I stood on shaky legs and padded barefoot to the bathroom. A colorful towel created the only privacy barrier between bed and bath. I pushed through it so hard two of the tacks popped out of the plaster wall and clattered to the floor. Ignoring the chilly tiles, I flipped the wall switch and flinched against the yellow light that bathed the room.
As my eyes adjusted, I leaned over the cracked porcelain sink, studying my reflection. Chills wiggled down my spine. Purple streaks as thin as fingers highlighted my hair in no discernable pattern, just like before I started dyeing it. Odd, yes, but not scary. Scary was reserved for my eyes. Formerly brown irises now shone an iridescent purple that moved like oceans of light. I’d seen eyes like that once, and not in my head. I remembered an age-lined face and white hair stained with blood, an old woman as she lay dying.
I gripped the sink’s edge. “No.”
I ran my fingers through hair no longer familiar, convincing myself that it was not an illusion. Purple hair was at least familiar. Purple fingertips? Not so much. I rubbed my thumb and index finger together, testing the texture of the skin. Lavender sparks shot off like a party sparkler. I yelped. My heart slammed against my ribs as a strange odor filled the room, like a scraped matchbook cover.

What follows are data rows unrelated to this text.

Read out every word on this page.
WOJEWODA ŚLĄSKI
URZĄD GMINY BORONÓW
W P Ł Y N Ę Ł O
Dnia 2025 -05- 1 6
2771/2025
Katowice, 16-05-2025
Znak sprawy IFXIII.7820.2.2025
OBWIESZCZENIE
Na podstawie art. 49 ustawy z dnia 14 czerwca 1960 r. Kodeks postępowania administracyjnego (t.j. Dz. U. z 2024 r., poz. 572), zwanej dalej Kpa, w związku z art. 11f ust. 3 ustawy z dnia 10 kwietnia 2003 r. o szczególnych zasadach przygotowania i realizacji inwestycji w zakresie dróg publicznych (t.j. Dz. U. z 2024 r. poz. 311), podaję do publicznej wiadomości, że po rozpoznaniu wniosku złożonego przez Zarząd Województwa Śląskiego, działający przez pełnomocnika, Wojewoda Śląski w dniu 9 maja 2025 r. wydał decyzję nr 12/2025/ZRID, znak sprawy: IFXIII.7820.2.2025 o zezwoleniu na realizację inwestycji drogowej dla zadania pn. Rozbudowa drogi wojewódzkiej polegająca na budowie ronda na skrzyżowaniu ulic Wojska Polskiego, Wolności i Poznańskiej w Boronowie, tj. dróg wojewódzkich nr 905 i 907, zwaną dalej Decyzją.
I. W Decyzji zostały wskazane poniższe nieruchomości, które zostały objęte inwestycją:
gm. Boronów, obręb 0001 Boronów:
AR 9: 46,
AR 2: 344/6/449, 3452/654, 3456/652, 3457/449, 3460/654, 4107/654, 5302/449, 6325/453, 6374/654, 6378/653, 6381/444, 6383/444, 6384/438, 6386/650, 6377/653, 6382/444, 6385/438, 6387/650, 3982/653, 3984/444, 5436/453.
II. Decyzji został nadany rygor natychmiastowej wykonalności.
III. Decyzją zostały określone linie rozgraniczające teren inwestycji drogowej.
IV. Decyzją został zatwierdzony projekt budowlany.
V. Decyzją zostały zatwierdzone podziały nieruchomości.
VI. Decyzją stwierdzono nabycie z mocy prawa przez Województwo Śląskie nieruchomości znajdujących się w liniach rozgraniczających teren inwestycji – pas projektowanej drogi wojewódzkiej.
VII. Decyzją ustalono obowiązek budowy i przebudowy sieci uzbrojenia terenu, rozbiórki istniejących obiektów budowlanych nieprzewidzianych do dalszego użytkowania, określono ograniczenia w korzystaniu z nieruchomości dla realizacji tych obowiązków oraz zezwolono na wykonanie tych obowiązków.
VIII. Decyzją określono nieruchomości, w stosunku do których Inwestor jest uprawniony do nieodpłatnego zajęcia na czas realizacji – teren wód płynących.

I had to get a grip—easier said than done. I rubbed again. More sparks. On a whim, I snapped my fingers. A marble-size ball of purple light appeared. It hovered above my palm like an extension of my hand, connected by a faint warmth I couldn’t explain.
“Whoa.”
I didn’t move. Neither did the light. After a moment of concentration, the marble grew into a walnut, and then into an apple-size orb. Holy crap. The oddest sensation of heat still connected the hovering sphere to my hand, pulled taut like a rubber band. I could control it, shrink it, expand it. Could I make it fly?
“This is bad,” I said, stumbling away from the sink. I tripped over a well-worn tub mat and fell, landing flat on my ass. The orb disappeared. Sharp pain skewered my lower back, and a few choice curses tumbled out of my mouth.
I sat up, breathing hard, and tried to drum up some explanation. Anything to account for this. My powers were gone, had been for fifteen years. Just like every other Meta. No one knew why our powers went away that day in Central Park. One instant we were huddled together, preparing to kill
or be killed, and the next we were all writhing in pain as some unknown force tore our abilities away from us. The world saw it as a blessing—no more superpowered freaks wreaking havoc. No more destruction. No more killing.
No one considered how it affected
us
.
Like most explosive and devastating conflicts, the spark that lit the five-year Meta War was decades in the making. For more than two hundred years, superpowered Metas had been a part of our collective history, but it wasn’t until the first half of the twentieth century that the minor Meta disagreements became full-blown conflicts. Conflicts that grew bolder and bloodier over the next century. During that time, the Ranger Corps was established, and Washington bureaucrats coined the term “Banes”—a catch-all for the Metas our Ranger ancestors were tasked to capture and neutralize.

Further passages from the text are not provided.